Cabinet clears conciliation to resolve Vodafone tax issue

Vodafone has been involved in a Rs 11,200 crore tax dispute for the purchase of Hutchison's stake in Hutchison Essar in 2007.

Seeking to resolve the long- standing tax dispute with Vodafone, the Cabinet on Tuesday approved a proposal for non-binding conciliation with the British telecom major, the outcome of which will ultimately be vetted by Parliament.

"We (have) accepted the offer of Vodafone to enter into a non-binding conciliation. The outcome of the non-binding conciliation will be brought back to the Cabinet. If both sides (Vodafone and the government) agree on the outcome of the non-binding conciliation then the matter will be taken to Parliament by an amendment to the Income Tax Act," Finance Minister P Chidambaram told reporters after the meeting of the Cabinet.

Vodafone had been asked to pay Rs 11,200 crore tax on its 2007 acquisition of Hutchison Whampoas stake in Hutchison Essar. The demand included Rs 3,300 crore of interest over delayed payment.

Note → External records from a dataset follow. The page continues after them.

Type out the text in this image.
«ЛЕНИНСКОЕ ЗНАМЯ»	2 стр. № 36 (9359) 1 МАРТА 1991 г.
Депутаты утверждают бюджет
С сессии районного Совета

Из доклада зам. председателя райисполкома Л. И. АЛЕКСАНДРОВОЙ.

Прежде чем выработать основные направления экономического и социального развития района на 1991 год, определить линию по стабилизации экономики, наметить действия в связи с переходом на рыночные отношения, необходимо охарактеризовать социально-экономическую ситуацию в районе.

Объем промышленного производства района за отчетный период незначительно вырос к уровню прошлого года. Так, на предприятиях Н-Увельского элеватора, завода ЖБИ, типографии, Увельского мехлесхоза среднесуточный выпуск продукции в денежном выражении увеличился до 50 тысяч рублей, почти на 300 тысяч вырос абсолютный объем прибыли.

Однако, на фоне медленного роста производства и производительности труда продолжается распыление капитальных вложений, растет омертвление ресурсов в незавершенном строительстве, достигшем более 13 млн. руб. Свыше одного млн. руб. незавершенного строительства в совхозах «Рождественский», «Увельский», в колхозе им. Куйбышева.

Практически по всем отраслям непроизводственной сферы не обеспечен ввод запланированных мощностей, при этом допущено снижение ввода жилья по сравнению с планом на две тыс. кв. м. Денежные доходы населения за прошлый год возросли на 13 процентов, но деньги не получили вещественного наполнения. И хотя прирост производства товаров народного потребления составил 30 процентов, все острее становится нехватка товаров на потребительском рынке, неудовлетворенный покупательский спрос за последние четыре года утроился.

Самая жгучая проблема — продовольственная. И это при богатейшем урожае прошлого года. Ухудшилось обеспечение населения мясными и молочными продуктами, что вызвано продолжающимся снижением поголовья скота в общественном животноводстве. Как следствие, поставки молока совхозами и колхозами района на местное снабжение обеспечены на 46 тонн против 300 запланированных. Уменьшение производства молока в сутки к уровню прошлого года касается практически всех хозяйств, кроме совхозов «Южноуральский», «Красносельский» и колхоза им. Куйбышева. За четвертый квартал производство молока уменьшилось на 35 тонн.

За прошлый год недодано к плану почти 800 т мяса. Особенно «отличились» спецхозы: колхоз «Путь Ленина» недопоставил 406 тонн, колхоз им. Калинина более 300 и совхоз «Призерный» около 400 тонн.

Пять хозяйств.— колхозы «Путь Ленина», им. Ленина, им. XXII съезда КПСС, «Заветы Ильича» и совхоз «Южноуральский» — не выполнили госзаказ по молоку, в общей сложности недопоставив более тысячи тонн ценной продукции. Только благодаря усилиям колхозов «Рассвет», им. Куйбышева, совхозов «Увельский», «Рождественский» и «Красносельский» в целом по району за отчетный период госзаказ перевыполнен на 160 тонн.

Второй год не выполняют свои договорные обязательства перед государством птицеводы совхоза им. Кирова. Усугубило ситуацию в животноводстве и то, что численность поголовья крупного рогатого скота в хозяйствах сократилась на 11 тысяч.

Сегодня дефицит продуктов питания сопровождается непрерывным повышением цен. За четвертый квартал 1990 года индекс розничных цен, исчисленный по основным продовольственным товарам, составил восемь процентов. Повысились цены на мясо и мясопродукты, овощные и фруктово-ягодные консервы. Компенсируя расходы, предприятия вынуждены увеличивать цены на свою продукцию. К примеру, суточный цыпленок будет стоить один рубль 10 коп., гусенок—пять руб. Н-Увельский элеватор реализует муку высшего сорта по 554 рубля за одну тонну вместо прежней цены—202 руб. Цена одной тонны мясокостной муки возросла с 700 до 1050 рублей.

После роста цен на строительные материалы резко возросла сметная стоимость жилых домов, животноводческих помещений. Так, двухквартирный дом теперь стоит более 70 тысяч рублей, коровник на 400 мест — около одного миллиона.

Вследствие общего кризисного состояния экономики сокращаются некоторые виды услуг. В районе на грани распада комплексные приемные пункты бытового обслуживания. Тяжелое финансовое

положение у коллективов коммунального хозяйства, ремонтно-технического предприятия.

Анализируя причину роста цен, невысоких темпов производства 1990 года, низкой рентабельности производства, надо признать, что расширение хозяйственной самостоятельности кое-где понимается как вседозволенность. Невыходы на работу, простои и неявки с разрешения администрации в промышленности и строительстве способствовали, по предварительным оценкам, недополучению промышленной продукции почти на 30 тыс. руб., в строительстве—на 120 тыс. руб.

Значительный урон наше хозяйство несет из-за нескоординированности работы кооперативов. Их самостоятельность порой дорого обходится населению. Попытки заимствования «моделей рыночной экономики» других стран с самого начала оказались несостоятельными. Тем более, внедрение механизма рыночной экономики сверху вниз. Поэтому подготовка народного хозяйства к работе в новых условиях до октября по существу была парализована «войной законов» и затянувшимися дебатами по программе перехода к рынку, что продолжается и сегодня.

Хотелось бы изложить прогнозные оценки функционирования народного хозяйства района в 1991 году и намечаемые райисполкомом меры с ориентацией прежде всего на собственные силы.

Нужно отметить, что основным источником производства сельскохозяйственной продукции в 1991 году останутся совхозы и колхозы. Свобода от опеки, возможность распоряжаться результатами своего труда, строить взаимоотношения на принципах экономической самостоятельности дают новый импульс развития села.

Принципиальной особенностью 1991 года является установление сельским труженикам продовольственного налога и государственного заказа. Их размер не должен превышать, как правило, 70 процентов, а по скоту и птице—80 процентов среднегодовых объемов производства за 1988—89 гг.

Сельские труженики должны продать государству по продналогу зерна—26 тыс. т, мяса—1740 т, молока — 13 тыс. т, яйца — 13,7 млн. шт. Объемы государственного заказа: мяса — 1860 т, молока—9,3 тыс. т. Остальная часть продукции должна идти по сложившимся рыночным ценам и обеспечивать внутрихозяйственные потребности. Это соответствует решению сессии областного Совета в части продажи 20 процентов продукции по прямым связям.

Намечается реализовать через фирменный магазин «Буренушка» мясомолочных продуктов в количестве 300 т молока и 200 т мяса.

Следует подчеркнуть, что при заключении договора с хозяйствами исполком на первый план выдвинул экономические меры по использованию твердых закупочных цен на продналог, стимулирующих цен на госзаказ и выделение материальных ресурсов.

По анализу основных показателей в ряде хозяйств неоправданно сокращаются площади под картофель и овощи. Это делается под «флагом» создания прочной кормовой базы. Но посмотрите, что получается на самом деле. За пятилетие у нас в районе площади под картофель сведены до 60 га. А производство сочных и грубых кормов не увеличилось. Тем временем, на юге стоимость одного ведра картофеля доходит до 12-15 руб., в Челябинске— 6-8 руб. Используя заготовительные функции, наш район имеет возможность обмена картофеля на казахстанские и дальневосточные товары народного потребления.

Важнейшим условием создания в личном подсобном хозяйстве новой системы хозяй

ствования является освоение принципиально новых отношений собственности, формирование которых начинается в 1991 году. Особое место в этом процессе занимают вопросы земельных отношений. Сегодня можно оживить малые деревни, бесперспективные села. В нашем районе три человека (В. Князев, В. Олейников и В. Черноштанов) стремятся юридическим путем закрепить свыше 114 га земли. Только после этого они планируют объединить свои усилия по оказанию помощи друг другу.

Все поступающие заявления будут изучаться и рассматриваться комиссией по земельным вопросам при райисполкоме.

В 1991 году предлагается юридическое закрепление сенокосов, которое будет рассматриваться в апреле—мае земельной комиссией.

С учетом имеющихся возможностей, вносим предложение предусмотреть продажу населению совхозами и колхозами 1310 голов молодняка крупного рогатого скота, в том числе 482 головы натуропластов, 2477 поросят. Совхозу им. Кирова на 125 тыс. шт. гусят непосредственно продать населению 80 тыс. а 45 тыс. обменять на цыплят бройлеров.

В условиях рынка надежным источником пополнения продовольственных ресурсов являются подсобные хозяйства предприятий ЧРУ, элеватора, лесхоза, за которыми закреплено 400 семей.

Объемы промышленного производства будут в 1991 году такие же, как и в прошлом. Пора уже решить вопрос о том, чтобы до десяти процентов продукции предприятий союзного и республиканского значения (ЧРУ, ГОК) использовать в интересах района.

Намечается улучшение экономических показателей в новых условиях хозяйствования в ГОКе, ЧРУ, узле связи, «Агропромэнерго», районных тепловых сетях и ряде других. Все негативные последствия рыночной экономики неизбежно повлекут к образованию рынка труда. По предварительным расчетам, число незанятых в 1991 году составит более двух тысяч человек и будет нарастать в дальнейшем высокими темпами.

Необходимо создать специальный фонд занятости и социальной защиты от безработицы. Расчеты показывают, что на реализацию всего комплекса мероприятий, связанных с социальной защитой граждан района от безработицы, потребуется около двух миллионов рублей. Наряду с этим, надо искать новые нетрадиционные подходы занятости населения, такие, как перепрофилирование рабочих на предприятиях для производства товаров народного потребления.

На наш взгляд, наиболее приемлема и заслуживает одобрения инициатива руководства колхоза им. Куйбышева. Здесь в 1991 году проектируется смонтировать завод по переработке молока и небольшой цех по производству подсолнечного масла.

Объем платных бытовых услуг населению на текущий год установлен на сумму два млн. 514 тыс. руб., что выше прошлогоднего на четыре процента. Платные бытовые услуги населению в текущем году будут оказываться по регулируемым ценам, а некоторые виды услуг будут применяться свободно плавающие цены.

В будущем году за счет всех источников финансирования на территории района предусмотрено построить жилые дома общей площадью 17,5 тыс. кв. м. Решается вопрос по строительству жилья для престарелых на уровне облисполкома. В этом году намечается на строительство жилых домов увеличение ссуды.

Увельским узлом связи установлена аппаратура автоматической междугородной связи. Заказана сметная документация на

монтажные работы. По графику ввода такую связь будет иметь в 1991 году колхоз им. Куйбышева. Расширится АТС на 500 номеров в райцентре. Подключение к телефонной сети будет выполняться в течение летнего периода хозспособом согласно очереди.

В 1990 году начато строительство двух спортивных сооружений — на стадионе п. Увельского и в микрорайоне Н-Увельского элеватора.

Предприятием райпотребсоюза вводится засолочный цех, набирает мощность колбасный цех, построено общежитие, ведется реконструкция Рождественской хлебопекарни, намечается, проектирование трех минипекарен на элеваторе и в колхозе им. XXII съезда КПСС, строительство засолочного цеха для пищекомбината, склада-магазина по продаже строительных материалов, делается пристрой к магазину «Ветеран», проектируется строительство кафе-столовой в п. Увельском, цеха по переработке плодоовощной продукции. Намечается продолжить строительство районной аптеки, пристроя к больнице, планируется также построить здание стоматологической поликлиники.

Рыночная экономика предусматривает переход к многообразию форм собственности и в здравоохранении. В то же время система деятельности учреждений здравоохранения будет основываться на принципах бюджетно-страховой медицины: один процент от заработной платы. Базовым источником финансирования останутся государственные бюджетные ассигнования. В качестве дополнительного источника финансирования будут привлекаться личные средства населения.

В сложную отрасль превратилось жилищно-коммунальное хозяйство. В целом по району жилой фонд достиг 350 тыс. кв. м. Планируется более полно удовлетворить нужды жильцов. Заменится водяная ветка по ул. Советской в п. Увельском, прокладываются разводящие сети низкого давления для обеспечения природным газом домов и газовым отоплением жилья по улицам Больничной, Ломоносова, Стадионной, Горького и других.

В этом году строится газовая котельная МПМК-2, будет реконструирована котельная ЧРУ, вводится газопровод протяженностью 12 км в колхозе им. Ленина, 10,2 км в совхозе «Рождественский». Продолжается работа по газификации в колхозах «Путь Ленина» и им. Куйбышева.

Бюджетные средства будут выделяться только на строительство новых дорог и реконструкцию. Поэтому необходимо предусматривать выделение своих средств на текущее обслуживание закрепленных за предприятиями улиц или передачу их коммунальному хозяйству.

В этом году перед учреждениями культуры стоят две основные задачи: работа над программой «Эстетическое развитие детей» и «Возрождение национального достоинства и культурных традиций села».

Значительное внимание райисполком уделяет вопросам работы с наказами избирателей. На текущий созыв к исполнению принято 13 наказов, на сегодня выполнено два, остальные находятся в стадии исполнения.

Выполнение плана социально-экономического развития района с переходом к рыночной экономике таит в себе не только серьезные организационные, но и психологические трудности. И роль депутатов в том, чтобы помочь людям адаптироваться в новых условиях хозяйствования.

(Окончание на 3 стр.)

The conciliation will be under the Indian arbitration law and not under the UNCITRAL as sought by Vodafone. The company did not offer any comment immediately.

Chidambaram, however, did not say if the tax demand will be stayed during the pendancy of conciliation.

"The tax demand has already been made so whatever the status of tax demand today will continue ... Cabinet has approved that conciliator can be appointed. We will go with the names to Prime Minister", he said.

The Minister said that no timeframe has been set for conclusion of the conciliation proceeding, but added that government would communicate today's cabinet decision to Vodafone in a day or two.

The Supreme Court last year had ruled in Vodafone's favour, saying the British company was not liable to pay any tax over its 2007 acquisition of mobile phone assets in India.

But the government later in the year changed the rules to enable it to make retroactive tax claims on already-concluded deals, drawing criticism from global business groups.